Technology May Help Curb Drowsy Driving
Drowsy driving has become such a danger in the United States that there is a week dedicated to its prevention. November 1-8, 2020 is Drowsy Driving Prevention Week. According to the National Sleep Foundation, half of all U.S. adult drivers admit to driving while drowsy. About 20% admit that they have fallen asleep behind the wheel at some point in the last year. 40% admit to having fallen asleep at the wheel at least once in their driving careers. According to the National Highway Traffic Safety Administration, about 100,000 police-reported crashes annually are caused by drowsy driving.
The New York Times reports that wearable technology may be able to tell drowsy drivers that it’s time to pull over.
Fatigue is something that comes with the job of driving an 18-wheeler.
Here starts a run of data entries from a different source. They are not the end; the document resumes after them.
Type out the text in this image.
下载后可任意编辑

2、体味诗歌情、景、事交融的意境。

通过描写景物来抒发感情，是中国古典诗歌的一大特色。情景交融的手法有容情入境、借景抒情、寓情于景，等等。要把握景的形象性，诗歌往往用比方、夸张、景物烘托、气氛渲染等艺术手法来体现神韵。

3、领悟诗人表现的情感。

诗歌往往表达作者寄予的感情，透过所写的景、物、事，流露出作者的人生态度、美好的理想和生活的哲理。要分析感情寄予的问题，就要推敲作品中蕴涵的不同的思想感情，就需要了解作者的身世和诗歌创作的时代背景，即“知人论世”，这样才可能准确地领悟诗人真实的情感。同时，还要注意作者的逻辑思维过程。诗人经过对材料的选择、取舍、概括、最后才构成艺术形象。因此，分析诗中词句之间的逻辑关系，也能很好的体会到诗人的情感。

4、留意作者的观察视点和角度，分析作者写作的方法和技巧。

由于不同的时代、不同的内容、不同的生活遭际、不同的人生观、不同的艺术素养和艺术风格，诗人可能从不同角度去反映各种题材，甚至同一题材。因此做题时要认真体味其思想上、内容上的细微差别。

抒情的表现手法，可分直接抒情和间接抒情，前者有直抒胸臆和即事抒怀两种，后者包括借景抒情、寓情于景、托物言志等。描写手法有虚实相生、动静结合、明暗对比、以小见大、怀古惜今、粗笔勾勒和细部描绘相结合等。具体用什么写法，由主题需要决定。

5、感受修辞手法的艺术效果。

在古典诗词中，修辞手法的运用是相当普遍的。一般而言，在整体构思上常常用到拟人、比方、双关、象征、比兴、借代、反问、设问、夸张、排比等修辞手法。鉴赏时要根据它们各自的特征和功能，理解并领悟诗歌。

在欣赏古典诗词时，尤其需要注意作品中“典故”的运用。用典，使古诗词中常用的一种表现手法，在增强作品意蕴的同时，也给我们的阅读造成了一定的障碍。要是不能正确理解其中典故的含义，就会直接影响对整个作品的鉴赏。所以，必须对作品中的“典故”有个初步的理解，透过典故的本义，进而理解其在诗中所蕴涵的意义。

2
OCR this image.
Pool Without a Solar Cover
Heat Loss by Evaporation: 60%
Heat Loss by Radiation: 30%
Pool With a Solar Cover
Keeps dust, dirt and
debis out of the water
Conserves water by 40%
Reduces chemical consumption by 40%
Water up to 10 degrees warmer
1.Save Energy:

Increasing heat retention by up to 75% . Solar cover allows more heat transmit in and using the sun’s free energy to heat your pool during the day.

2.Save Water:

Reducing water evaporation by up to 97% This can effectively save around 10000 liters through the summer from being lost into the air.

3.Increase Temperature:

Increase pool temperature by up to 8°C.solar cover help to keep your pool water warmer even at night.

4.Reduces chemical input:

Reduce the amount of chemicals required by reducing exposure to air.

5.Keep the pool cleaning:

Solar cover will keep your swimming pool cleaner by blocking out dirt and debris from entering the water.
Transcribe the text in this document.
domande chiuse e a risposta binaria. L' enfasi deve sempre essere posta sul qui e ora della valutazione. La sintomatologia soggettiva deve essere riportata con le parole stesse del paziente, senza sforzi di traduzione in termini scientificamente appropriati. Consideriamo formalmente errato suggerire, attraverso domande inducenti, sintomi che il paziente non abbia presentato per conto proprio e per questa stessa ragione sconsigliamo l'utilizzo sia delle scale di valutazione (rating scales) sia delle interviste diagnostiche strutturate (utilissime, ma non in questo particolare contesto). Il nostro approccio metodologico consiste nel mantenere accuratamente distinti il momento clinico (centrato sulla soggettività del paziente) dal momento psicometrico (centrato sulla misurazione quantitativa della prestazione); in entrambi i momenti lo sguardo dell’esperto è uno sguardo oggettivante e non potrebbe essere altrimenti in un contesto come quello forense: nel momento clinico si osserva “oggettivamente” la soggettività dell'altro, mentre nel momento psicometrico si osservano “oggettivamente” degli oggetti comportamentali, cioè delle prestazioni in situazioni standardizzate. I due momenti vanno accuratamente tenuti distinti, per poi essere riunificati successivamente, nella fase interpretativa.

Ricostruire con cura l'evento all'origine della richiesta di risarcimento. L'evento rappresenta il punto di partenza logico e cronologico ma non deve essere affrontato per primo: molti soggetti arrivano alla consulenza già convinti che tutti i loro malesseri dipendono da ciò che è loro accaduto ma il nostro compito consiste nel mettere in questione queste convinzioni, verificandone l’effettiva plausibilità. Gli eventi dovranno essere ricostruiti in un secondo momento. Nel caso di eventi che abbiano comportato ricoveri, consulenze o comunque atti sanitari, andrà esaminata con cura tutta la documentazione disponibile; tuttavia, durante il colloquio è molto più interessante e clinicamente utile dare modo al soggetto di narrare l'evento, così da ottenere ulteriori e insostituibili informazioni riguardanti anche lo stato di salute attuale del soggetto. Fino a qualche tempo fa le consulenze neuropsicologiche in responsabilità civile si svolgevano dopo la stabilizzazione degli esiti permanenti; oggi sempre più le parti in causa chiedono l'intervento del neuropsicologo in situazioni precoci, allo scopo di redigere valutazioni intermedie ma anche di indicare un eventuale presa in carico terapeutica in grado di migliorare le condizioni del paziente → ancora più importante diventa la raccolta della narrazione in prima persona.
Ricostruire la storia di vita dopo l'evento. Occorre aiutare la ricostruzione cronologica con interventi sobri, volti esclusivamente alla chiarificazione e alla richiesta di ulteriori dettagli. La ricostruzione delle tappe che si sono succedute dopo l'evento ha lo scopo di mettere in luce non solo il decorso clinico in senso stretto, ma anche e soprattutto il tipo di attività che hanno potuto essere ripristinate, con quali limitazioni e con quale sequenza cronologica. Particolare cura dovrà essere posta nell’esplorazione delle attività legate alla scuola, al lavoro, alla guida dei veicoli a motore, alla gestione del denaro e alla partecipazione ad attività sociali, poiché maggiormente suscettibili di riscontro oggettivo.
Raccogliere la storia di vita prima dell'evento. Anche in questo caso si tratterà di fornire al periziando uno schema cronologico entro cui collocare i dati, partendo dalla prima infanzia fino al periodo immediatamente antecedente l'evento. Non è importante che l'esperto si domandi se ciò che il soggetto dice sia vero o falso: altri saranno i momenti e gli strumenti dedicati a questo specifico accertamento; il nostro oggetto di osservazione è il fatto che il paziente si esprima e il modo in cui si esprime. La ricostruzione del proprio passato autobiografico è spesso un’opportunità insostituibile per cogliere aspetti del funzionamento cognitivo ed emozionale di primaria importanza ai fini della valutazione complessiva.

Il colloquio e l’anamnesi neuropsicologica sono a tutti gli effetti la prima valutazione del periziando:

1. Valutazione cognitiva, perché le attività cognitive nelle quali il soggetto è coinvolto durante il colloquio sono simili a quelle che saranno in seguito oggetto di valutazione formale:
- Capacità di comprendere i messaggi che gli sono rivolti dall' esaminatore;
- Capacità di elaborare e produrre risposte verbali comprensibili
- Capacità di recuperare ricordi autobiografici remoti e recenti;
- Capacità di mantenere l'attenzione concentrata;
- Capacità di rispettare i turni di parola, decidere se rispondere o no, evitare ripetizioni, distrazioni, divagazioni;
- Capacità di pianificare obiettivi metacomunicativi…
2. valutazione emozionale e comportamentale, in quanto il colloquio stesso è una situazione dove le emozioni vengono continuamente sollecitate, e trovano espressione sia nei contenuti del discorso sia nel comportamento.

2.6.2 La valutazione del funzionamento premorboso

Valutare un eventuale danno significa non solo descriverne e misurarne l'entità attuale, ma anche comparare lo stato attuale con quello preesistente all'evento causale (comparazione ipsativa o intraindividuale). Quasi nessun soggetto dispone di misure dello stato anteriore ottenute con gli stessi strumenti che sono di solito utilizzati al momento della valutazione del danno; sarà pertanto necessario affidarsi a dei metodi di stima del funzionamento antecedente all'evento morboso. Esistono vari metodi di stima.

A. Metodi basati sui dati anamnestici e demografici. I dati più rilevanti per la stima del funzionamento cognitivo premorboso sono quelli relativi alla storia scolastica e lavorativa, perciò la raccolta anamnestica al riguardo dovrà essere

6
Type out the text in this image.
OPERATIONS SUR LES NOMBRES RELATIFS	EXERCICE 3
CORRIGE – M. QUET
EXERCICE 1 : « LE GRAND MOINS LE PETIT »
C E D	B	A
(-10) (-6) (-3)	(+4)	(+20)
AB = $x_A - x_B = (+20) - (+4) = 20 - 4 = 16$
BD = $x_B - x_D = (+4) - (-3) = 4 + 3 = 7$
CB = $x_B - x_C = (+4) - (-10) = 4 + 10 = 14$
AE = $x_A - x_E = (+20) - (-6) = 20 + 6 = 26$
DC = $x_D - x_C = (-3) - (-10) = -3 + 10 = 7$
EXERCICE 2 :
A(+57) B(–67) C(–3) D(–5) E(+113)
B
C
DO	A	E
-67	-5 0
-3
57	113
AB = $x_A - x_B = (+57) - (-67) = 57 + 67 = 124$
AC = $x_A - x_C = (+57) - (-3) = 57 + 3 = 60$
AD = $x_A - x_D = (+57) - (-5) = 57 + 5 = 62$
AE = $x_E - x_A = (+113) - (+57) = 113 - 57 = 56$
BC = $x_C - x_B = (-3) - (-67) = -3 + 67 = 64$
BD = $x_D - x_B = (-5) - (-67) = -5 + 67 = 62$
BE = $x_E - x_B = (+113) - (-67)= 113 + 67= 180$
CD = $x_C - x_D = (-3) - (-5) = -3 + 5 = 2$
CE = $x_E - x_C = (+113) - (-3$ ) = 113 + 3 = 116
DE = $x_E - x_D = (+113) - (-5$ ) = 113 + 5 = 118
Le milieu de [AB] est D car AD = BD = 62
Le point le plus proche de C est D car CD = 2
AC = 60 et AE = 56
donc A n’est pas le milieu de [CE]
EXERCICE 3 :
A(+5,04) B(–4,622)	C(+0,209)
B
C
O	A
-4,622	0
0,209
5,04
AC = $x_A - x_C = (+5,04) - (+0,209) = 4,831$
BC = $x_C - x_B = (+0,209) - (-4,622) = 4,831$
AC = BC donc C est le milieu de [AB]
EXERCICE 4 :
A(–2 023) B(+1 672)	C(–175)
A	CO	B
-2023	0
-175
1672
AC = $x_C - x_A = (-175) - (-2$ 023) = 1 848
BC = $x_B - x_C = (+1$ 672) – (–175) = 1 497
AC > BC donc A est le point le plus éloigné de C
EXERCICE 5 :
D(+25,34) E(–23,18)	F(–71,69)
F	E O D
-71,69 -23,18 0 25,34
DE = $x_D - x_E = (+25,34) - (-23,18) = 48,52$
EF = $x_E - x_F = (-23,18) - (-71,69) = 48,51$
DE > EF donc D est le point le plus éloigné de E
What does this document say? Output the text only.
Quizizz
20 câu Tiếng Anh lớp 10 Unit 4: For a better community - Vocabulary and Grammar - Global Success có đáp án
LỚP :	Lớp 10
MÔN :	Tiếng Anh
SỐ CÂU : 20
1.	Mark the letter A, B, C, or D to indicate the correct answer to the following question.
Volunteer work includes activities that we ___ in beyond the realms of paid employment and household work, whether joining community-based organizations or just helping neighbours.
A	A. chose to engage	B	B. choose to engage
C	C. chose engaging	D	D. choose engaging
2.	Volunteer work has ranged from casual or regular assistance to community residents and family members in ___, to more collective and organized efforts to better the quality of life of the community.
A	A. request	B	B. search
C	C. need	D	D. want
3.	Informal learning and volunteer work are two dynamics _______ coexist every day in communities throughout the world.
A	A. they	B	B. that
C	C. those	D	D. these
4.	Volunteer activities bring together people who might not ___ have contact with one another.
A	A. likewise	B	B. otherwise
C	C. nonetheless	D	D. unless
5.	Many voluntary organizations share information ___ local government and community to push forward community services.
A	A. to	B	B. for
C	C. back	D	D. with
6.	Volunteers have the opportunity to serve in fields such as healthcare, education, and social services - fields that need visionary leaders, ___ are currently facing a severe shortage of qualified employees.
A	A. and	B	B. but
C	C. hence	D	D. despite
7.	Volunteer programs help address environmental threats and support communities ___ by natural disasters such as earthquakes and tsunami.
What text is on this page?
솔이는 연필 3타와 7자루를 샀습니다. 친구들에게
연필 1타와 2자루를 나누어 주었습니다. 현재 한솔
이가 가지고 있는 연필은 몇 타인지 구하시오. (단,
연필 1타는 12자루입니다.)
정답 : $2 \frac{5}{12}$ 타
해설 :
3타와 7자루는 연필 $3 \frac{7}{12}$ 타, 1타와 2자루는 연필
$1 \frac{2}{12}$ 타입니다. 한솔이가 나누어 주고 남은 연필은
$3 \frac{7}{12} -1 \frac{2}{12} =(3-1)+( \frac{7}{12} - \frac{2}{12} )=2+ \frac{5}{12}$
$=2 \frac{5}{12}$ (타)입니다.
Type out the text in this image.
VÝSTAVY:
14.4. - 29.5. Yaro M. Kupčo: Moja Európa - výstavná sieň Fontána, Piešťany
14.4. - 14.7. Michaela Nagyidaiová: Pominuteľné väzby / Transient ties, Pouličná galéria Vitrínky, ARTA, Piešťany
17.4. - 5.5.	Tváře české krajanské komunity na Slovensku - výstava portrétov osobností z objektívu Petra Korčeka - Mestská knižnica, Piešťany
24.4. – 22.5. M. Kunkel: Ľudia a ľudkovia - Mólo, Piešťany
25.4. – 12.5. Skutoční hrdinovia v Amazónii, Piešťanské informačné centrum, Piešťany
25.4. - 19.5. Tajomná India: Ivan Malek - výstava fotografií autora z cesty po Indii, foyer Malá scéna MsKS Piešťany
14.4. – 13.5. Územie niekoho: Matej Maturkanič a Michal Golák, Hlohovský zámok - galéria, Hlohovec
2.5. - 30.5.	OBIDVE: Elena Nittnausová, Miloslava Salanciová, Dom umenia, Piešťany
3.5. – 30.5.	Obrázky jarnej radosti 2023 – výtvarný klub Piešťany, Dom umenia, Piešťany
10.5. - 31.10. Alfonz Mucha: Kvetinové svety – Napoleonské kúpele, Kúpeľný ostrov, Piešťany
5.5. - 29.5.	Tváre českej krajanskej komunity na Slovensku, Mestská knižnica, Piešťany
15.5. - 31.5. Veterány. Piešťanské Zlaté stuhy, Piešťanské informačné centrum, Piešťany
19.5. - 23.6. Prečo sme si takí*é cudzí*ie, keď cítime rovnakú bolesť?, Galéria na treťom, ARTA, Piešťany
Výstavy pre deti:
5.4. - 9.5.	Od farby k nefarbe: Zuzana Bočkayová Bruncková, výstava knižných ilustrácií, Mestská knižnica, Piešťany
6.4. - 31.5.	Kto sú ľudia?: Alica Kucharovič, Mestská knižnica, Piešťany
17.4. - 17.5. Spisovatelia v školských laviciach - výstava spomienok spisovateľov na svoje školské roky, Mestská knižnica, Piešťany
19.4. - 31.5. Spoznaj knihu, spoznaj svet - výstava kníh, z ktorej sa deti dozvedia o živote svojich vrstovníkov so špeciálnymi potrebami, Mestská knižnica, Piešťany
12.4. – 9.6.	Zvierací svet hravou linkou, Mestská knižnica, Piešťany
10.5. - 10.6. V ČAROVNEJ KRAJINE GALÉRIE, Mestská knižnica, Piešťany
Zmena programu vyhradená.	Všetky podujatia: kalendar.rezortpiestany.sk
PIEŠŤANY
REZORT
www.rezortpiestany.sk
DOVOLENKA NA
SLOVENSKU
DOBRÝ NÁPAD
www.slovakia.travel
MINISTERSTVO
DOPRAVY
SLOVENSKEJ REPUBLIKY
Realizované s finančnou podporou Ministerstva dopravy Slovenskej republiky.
Rules regulate how long a driver can remain behind the wheel at a time by enforcing rest stops. Technology has become available to alert drowsy drivers, sometimes even before they realize that they are tired.
New wearable technology, however, may make it easier for drivers to be notified when they’re tired. It is also more subtle. The technology can come in the form of a vest, cap, wristband, or even glasses.
One device, called the SmartCap, is a headband that fits into the caps that truckers wear. It measures electronic brain waves and translates them to measures of alertness or fatigue. It then sends its findings to both the driver and a central monitoring system.
However, the trucking industry is often slow to implement change. The industry has been focused on a new law that requires the installation of electronic logging devices. These devices will help to ensure that drivers do not drive longer than legally allowed and that they take the required breaks.